Une lumière plus douce qui convient mieux à certains sujets, le portrait entre autres. Ou encore, quand on veut s’assurer qu’aucune partie de l’image ne puisse être masquée par une ombre trop profonde. C’est une lumière qui offre une riche palette de tons (et ceci est particulièrement vrai en couleurs) difficile à obtenir dans une lumière aussi « tranchante » que le soleil direct.

Ci-contre : en lumière réfléchie.

Techniquement, cette lumière cache peu de pièges. Cependant, en lumière réfléchie, puisqu’on se trouve à l’ombre par temps ensoleillé, on évitera d’inclure dans notre cadre des plages lumineuses en plus de la zone ombragée. Peu de films peuvent concilier de tels écarts de luminosité (voir tolérance du film).

diffus.gif (171146 octets)Quant aux photos prises par temps nuageux, l’ajustement de la densité et du contraste, au tirage, exige parfois une approche toute en nuances. Il faut y mettre le temps pour bien rendre la lumière d’une scène brumeuse ou pluvieuse.

Surtout, ne pas hésiter à faire des photos dans de telles conditions. Durant longtemps, la faible sensibilité des émulsions, notamment pour les films couleur, avait convaincu la majorité que la photographie ne pouvait être pratiquée que par temps ensoleillé. Ce n'est plus vrai aujourd'hui.


Une des plus belles lumières réfléchies : « la lumière du nord ». Des photos prises à l’intérieur en utilisant la lumière du jour qui y entre (fenêtre, porte).

Comment s’y prendre :

lum.du nord.gif (42380 octets)Généralement, on préfère que ce soit une lumière indirecte qui entre, d’où son nom de « lumière du nord ». Une lumière directe créerait une situation souvent trop contrastée.

  1. On place le sujet relativement près de la source lumineuse (fenêtre) et l’exposition (posemètre) est ajustée en fonction du sujet lui-même, non pas de l’ensemble du plan. Ainsi, si on se trouve dans un endroit le moindrement spacieux, on obtiendra à la fois une lumière douce sur le sujet et un bon contraste d’ensemble puisque l’intensité de la lumière faiblit rapidement à mesure qu’on s’éloigne de la source.

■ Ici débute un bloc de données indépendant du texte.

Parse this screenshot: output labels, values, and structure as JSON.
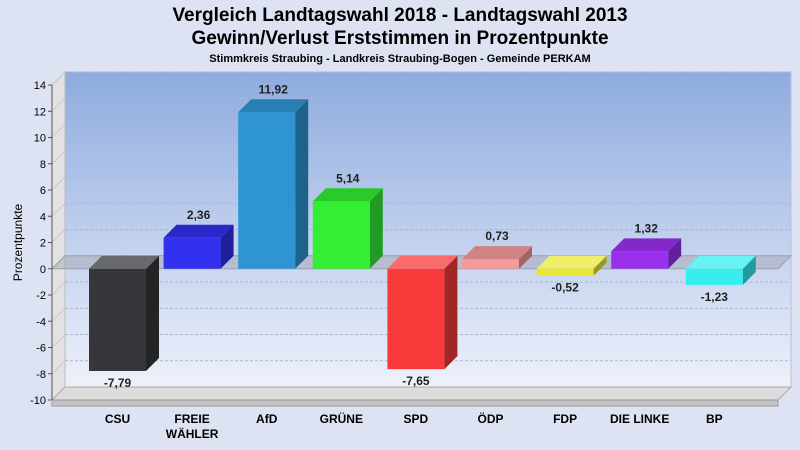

C’est ce qui rend cette lumière si riche.
  2. Si la fenêtre est intégrée dans le cadre, on choisira un angle semblable à ce qui est présenté ici, de façon à ne pas trop voir l’extérieur; l’écart des luminosités serait trop grand.
  3. Si on se trouve dans un vaste espace ou encore dans une pièce dont les murs sont sombres, un réflecteur (carton, panneau) hors champ pourrait être utile pour adoucir le côté ombragé du sujet, faisant ainsi le travail du mur opposé à la fenêtre dans la photo ci-contre.

Dommage qu’en plein jour, plusieurs aient le réflexe de recourir au flash dès qu’ils se trouvent à l’intérieur!